Schließlich trennen sich unsere Wege, wir setzen wieder Kurs in ursprüglicher Richtung ...
... finden eine Bucht ...
... die gute Anlandemöglichkeiten bietet (das ist hier nicht selbstverständlich) ...
... und prüfen die Standfestigkeit einer der hiesigen Kiefern.

Auf dem Rückweg legen wir eine weitere Pause auf einer Insel ein ...
 ... nur etwa 2km von Elaine Bay entfernt. Aber der Ort ist so klein, man muss sich schon Mühe geben, ihn zu sehen und es ist praktisch fast unmöglich sich gestört zu fühlen. Im Vergleich zur ersten Landestelle stört nur, dass unmittelbar hinter dem schmalen Strand die Küste steil ansteigt und keinen Weg ins Inselinnere lässt.
Bei Bootsrückgabe meint der Vermieter, wir wären "lucky guys", keiner seiner Kunden hat bisher Delphine mit dem Kajak begleiten können.

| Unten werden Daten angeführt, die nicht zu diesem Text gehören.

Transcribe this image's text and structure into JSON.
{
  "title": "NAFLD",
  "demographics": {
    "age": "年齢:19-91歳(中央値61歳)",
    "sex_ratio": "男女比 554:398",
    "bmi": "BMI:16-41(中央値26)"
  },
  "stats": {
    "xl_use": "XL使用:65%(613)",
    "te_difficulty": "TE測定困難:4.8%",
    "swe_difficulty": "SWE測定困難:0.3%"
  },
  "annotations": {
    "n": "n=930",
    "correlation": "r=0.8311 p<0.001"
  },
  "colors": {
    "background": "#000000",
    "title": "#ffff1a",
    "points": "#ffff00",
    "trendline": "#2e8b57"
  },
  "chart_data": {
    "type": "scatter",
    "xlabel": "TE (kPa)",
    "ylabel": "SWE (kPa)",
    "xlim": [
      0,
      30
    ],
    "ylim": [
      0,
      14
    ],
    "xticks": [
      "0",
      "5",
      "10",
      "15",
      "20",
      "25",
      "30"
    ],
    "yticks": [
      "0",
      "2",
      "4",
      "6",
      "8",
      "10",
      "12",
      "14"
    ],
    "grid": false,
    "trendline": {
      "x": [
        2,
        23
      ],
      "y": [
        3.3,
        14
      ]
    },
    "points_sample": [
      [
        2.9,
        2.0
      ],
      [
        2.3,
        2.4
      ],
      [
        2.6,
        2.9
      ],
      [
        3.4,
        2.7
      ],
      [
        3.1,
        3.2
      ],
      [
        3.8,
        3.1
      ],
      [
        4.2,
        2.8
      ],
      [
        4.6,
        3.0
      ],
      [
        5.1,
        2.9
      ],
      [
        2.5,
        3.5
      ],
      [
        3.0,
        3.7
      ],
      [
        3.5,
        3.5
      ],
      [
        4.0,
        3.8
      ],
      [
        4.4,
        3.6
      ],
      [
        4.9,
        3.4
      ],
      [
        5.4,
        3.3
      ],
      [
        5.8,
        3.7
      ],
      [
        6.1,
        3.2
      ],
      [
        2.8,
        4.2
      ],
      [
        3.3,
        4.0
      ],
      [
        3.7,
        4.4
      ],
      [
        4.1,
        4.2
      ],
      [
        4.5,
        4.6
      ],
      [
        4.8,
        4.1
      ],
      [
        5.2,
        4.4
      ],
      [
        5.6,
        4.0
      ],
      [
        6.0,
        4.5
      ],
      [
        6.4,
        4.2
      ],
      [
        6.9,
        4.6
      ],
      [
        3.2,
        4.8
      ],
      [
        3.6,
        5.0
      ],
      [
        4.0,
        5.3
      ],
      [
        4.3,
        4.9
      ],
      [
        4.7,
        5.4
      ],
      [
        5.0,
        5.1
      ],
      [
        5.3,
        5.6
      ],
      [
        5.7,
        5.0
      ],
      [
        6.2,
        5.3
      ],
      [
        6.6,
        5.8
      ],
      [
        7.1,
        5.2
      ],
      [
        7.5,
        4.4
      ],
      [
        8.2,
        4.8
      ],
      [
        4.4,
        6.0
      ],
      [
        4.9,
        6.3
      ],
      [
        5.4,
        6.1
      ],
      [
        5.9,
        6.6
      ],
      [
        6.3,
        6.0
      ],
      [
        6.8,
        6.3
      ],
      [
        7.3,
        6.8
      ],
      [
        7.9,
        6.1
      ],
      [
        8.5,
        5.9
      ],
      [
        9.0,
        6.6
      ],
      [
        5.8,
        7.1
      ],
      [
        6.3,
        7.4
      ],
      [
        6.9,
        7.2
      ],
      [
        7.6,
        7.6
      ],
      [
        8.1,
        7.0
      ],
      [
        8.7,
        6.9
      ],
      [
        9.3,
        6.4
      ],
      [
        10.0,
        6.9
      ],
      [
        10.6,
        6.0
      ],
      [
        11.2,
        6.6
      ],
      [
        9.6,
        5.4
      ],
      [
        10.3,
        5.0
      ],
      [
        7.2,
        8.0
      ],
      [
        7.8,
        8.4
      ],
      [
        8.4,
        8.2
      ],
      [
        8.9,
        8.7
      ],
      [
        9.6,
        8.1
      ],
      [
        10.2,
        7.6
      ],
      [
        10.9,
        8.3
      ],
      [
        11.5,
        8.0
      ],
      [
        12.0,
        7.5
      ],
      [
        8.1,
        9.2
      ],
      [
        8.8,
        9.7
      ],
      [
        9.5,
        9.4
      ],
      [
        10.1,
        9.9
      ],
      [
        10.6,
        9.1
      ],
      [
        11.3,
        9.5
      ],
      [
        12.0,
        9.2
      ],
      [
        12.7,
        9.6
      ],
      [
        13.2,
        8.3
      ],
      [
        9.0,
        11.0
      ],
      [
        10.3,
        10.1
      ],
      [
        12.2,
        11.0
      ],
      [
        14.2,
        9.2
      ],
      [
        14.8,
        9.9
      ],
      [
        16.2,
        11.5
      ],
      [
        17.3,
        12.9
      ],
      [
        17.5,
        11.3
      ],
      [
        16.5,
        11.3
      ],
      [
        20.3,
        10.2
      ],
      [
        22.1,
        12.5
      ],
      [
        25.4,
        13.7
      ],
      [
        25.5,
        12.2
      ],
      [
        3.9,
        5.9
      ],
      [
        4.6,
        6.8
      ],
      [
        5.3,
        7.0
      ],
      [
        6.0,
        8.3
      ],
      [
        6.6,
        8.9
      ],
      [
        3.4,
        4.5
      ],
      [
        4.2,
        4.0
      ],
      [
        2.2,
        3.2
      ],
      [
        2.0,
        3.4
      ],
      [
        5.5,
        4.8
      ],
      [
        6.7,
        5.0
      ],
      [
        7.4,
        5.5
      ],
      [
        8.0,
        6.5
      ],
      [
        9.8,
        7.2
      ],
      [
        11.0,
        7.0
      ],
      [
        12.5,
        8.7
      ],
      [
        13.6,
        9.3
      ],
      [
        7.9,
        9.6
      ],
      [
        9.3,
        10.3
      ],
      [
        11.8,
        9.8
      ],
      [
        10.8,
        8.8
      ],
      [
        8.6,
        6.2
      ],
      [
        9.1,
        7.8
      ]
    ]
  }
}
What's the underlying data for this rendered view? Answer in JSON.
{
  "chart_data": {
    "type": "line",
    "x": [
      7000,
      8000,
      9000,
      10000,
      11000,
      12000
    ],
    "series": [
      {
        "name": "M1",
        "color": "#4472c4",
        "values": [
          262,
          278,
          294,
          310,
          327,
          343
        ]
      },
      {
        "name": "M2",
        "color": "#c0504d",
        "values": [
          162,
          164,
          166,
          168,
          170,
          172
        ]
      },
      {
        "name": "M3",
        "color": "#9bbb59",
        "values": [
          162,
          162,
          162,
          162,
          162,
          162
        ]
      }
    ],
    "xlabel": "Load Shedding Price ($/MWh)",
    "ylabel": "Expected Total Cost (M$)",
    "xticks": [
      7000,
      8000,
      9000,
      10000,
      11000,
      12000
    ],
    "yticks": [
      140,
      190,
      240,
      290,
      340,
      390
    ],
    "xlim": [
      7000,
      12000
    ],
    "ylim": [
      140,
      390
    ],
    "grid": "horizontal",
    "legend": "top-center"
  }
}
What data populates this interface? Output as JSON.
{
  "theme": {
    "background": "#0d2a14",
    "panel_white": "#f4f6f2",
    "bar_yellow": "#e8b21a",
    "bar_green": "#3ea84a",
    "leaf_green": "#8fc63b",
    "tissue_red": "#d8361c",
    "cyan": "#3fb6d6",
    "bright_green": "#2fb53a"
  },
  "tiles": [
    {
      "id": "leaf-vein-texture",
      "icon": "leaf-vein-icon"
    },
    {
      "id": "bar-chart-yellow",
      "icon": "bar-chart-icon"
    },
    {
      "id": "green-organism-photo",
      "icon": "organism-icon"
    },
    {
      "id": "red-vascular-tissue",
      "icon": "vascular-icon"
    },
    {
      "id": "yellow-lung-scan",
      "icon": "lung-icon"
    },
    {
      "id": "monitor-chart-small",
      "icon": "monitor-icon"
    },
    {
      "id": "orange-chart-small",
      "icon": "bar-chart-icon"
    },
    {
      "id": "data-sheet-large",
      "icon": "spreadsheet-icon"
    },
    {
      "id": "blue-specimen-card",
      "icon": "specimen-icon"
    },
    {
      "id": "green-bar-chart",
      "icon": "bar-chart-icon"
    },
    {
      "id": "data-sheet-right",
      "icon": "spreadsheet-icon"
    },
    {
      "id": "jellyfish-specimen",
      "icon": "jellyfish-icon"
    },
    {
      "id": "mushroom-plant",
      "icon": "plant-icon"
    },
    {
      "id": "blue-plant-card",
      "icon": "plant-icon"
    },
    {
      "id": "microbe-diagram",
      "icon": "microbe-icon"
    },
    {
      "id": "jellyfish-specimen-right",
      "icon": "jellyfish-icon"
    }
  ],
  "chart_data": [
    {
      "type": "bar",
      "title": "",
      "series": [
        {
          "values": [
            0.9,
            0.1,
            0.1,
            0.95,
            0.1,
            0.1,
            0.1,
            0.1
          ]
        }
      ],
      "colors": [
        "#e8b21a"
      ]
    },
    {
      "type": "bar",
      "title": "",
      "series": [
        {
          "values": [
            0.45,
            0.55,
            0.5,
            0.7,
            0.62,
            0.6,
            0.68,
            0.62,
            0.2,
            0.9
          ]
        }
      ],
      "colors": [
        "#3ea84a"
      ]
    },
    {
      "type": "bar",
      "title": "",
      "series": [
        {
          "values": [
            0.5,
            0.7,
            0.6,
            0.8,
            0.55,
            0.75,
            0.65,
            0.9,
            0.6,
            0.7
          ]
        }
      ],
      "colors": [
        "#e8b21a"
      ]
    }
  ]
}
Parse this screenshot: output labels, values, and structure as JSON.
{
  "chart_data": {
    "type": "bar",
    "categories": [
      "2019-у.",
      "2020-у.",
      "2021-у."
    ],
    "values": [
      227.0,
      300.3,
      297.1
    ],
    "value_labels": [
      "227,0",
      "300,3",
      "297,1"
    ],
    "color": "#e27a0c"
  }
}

Wir reisen unmittelbar nach Bootsrückgabe ab. Vielleicht hätten wir noch einen Tag auf "unserem" Feldherrenhügel mit Blick auf den Pelorus-Sound bleiben sollen.  Wie an vielen Orten, die wir verlassen haben, verbindet sich die Abfahrt mit etwas Wehmut. Aber man erfährt auf einer solch langen Reise auch, dass man immer wieder auf's Neue erhebende Momente erleben kann.

Ein letzter Blick auf einen der Marlborough-Sounds.